Data quality and availability: The review identifies data quality as the primary barrier to clinical adoption of AI in BCa. AI algorithms require large, well-annotated datasets for training and validation, but comprehensive datasets with good image quality are only available for digital pathology and radiology. Cystoscopy images are scarce and difficult to standardize because cystoscopy is a dynamic procedure, unlike radiology or histopathology. All retrieved studies were retrospective, with most AI tools trained, validated, and tested on the same dataset, frequently leading to overfitting where an algorithm works well on its own data but performs poorly on new patient populations.
Methodological limitations: Performance metrics across the 48 studies relied mainly on sensitivity, specificity, accuracy, and AUC, but substantial heterogeneity in study design, algorithm architecture, and outcome definitions makes meaningful cross-study comparison difficult. External validation across multiple institutions was rare, raising questions about generalizability. The interpretability problem, often described as the "black box" nature of AI models, hinders trust among clinicians who need transparent methods to justify clinical decisions, especially for consequential recommendations like early cystectomy or BCG therapy.
Ethical and practical barriers: Analysis of confidential electronic health records raises legal and governance issues related to patient privacy versus research benefit. Algorithm bias from skewed or poorly representative datasets could disproportionately affect certain populations. Adoption challenges include the massive computational power required for complex ML algorithms, integration with existing healthcare systems, and the training requirements for healthcare professionals. Pending FDA and CE regulatory approvals further delay the clinical implementation of AI/ML-based medical devices.

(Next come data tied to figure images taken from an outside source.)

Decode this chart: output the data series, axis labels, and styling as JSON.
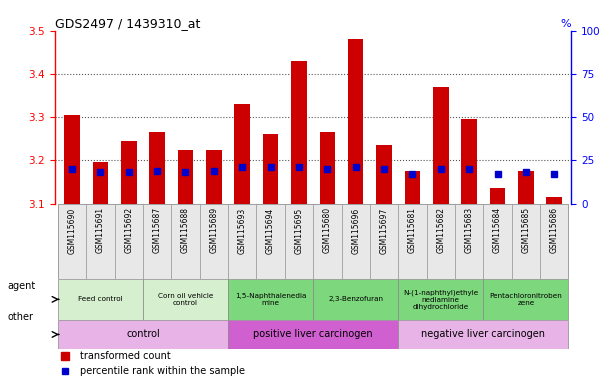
{
  "title": "GDS2497 / 1439310_at",
  "samples": [
    "GSM115690",
    "GSM115691",
    "GSM115692",
    "GSM115687",
    "GSM115688",
    "GSM115689",
    "GSM115693",
    "GSM115694",
    "GSM115695",
    "GSM115680",
    "GSM115696",
    "GSM115697",
    "GSM115681",
    "GSM115682",
    "GSM115683",
    "GSM115684",
    "GSM115685",
    "GSM115686"
  ],
  "transformed_count": [
    3.305,
    3.195,
    3.245,
    3.265,
    3.225,
    3.225,
    3.33,
    3.26,
    3.43,
    3.265,
    3.48,
    3.235,
    3.175,
    3.37,
    3.295,
    3.135,
    3.175,
    3.115
  ],
  "percentile_rank": [
    20,
    18,
    18,
    19,
    18,
    19,
    21,
    21,
    21,
    20,
    21,
    20,
    17,
    20,
    20,
    17,
    18,
    17
  ],
  "ylim_left": [
    3.1,
    3.5
  ],
  "ylim_right": [
    0,
    100
  ],
  "yticks_left": [
    3.1,
    3.2,
    3.3,
    3.4,
    3.5
  ],
  "yticks_right": [
    0,
    25,
    50,
    75,
    100
  ],
  "agent_groups": [
    {
      "label": "Feed control",
      "start": 0,
      "end": 3,
      "color": "#d6efce"
    },
    {
      "label": "Corn oil vehicle\ncontrol",
      "start": 3,
      "end": 6,
      "color": "#d6efce"
    },
    {
      "label": "1,5-Naphthalenedia\nmine",
      "start": 6,
      "end": 9,
      "color": "#7dd87d"
    },
    {
      "label": "2,3-Benzofuran",
      "start": 9,
      "end": 12,
      "color": "#7dd87d"
    },
    {
      "label": "N-(1-naphthyl)ethyle\nnediamine\ndihydrochloride",
      "start": 12,
      "end": 15,
      "color": "#7dd87d"
    },
    {
      "label": "Pentachloronitroben\nzene",
      "start": 15,
      "end": 18,
      "color": "#7dd87d"
    }
  ],
  "other_groups": [
    {
      "label": "control",
      "start": 0,
      "end": 6,
      "color": "#e8b4e8"
    },
    {
      "label": "positive liver carcinogen",
      "start": 6,
      "end": 12,
      "color": "#d060d0"
    },
    {
      "label": "negative liver carcinogen",
      "start": 12,
      "end": 18,
      "color": "#e8b4e8"
    }
  ],
  "bar_color": "#cc0000",
  "dot_color": "#0000cc",
  "baseline": 3.1,
  "bar_width": 0.55,
  "legend_red": "transformed count",
  "legend_blue": "percentile rank within the sample",
  "tick_bg_color": "#e8e8e8",
  "grid_color": "#555555"
}
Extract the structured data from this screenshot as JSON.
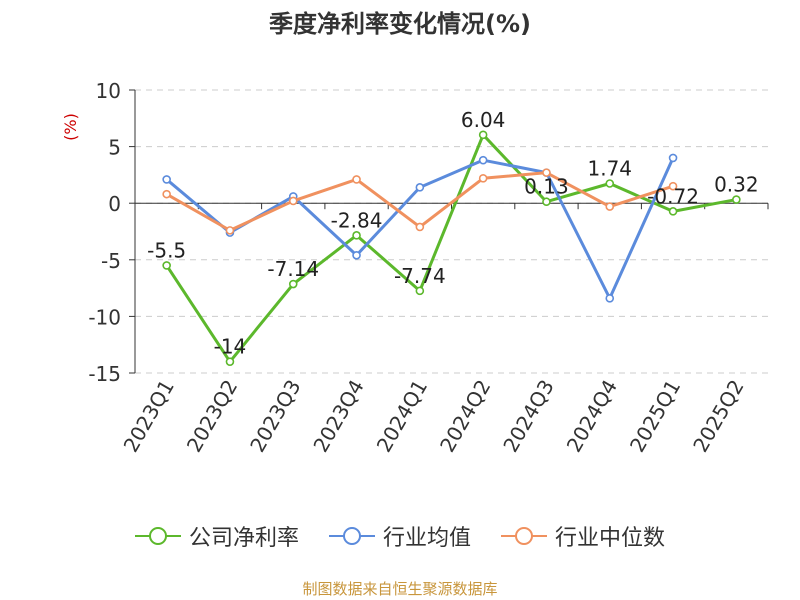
{
  "chart_data": {
    "type": "line",
    "title": "季度净利率变化情况(%)",
    "ylabel": "(%)",
    "xlabel": "",
    "ylim": [
      -15,
      10
    ],
    "yticks": [
      10,
      5,
      0,
      -5,
      -10,
      -15
    ],
    "grid": true,
    "legend_position": "bottom",
    "categories": [
      "2023Q1",
      "2023Q2",
      "2023Q3",
      "2023Q4",
      "2024Q1",
      "2024Q2",
      "2024Q3",
      "2024Q4",
      "2025Q1",
      "2025Q2"
    ],
    "series": [
      {
        "name": "公司净利率",
        "color": "#5cb82c",
        "values": [
          -5.5,
          -14,
          -7.14,
          -2.84,
          -7.74,
          6.04,
          0.13,
          1.74,
          -0.72,
          0.32
        ],
        "labels": [
          "-5.5",
          "-14",
          "-7.14",
          "-2.84",
          "-7.74",
          "6.04",
          "0.13",
          "1.74",
          "-0.72",
          "0.32"
        ]
      },
      {
        "name": "行业均值",
        "color": "#5b8bdc",
        "values": [
          2.1,
          -2.6,
          0.6,
          -4.6,
          1.4,
          3.8,
          2.7,
          -8.4,
          4.0,
          null
        ]
      },
      {
        "name": "行业中位数",
        "color": "#f0915f",
        "values": [
          0.8,
          -2.4,
          0.2,
          2.1,
          -2.1,
          2.2,
          2.7,
          -0.3,
          1.5,
          null
        ]
      }
    ]
  },
  "footer": {
    "source": "制图数据来自恒生聚源数据库",
    "source_color": "#c8963c"
  }
}
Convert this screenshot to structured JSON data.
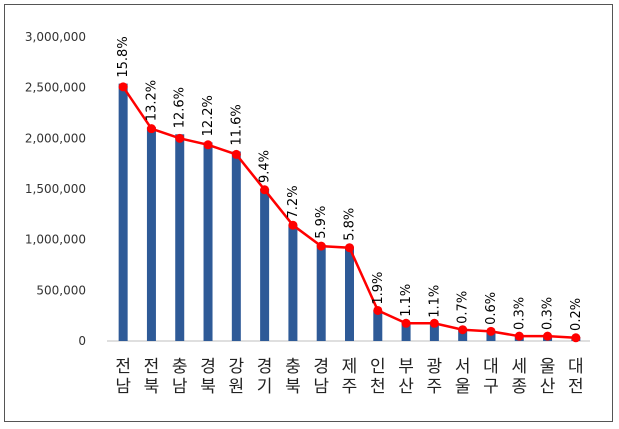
{
  "chart_data": {
    "type": "bar",
    "title": "",
    "xlabel": "",
    "ylabel": "",
    "ylim": [
      0,
      3000000
    ],
    "y_ticks": [
      "3,000,000",
      "2,500,000",
      "2,000,000",
      "1,500,000",
      "1,000,000",
      "500,000",
      "0"
    ],
    "y_tick_values": [
      3000000,
      2500000,
      2000000,
      1500000,
      1000000,
      500000,
      0
    ],
    "grid": false,
    "legend": "none",
    "categories": [
      [
        "전",
        "남"
      ],
      [
        "전",
        "북"
      ],
      [
        "충",
        "남"
      ],
      [
        "경",
        "북"
      ],
      [
        "강",
        "원"
      ],
      [
        "경",
        "기"
      ],
      [
        "충",
        "북"
      ],
      [
        "경",
        "남"
      ],
      [
        "제",
        "주"
      ],
      [
        "인",
        "천"
      ],
      [
        "부",
        "산"
      ],
      [
        "광",
        "주"
      ],
      [
        "서",
        "울"
      ],
      [
        "대",
        "구"
      ],
      [
        "세",
        "종"
      ],
      [
        "울",
        "산"
      ],
      [
        "대",
        "전"
      ]
    ],
    "series": [
      {
        "type": "bar",
        "color": "#2E5A97",
        "values": [
          2540000,
          2110000,
          2040000,
          1960000,
          1870000,
          1500000,
          1150000,
          950000,
          930000,
          300000,
          180000,
          170000,
          110000,
          100000,
          50000,
          50000,
          40000
        ]
      },
      {
        "type": "line",
        "color": "#FF0000",
        "values": [
          15.8,
          13.2,
          12.6,
          12.2,
          11.6,
          9.4,
          7.2,
          5.9,
          5.8,
          1.9,
          1.1,
          1.1,
          0.7,
          0.6,
          0.3,
          0.3,
          0.2
        ],
        "labels": [
          "15.8%",
          "13.2%",
          "12.6%",
          "12.2%",
          "11.6%",
          "9.4%",
          "7.2%",
          "5.9%",
          "5.8%",
          "1.9%",
          "1.1%",
          "1.1%",
          "0.7%",
          "0.6%",
          "0.3%",
          "0.3%",
          "0.2%"
        ]
      }
    ]
  }
}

Future promise: Despite these limitations, AI has the potential to enhance diagnostic accuracy across all BCa diagnostic modalities, from cystoscopy to imaging to histopathology. The authors envision AI enabling precision medicine through integration of patient factors with multi-omics data (genomics, proteomics, transcriptomics) to identify molecular signatures and predict therapy responses. Combined with telemedicine, AI could enable remote patient monitoring, real-time evaluation of symptoms and treatment response, and reduced healthcare costs. Hybrid generative-discriminative DL models and the integration of AI with traditional imaging analysis represent the most promising trajectories for future research.
Scalability and regulation: The ability of AI-based diagnostic tools to operate at the size, speed, and complexity required for BCa assessment is still suboptimal, representing a major obstacle to widespread clinical implementation. Robust infrastructures to support large-scale adoption are needed. Additionally, ML interpretability suffers from a lack of mature definitions and formal methods, creating ambiguity that has limited adoption in sensitive clinical domains. Patient perspectives toward AI remain controversial, with mixed results in terms of understanding and acceptance of this technology in common clinical practice.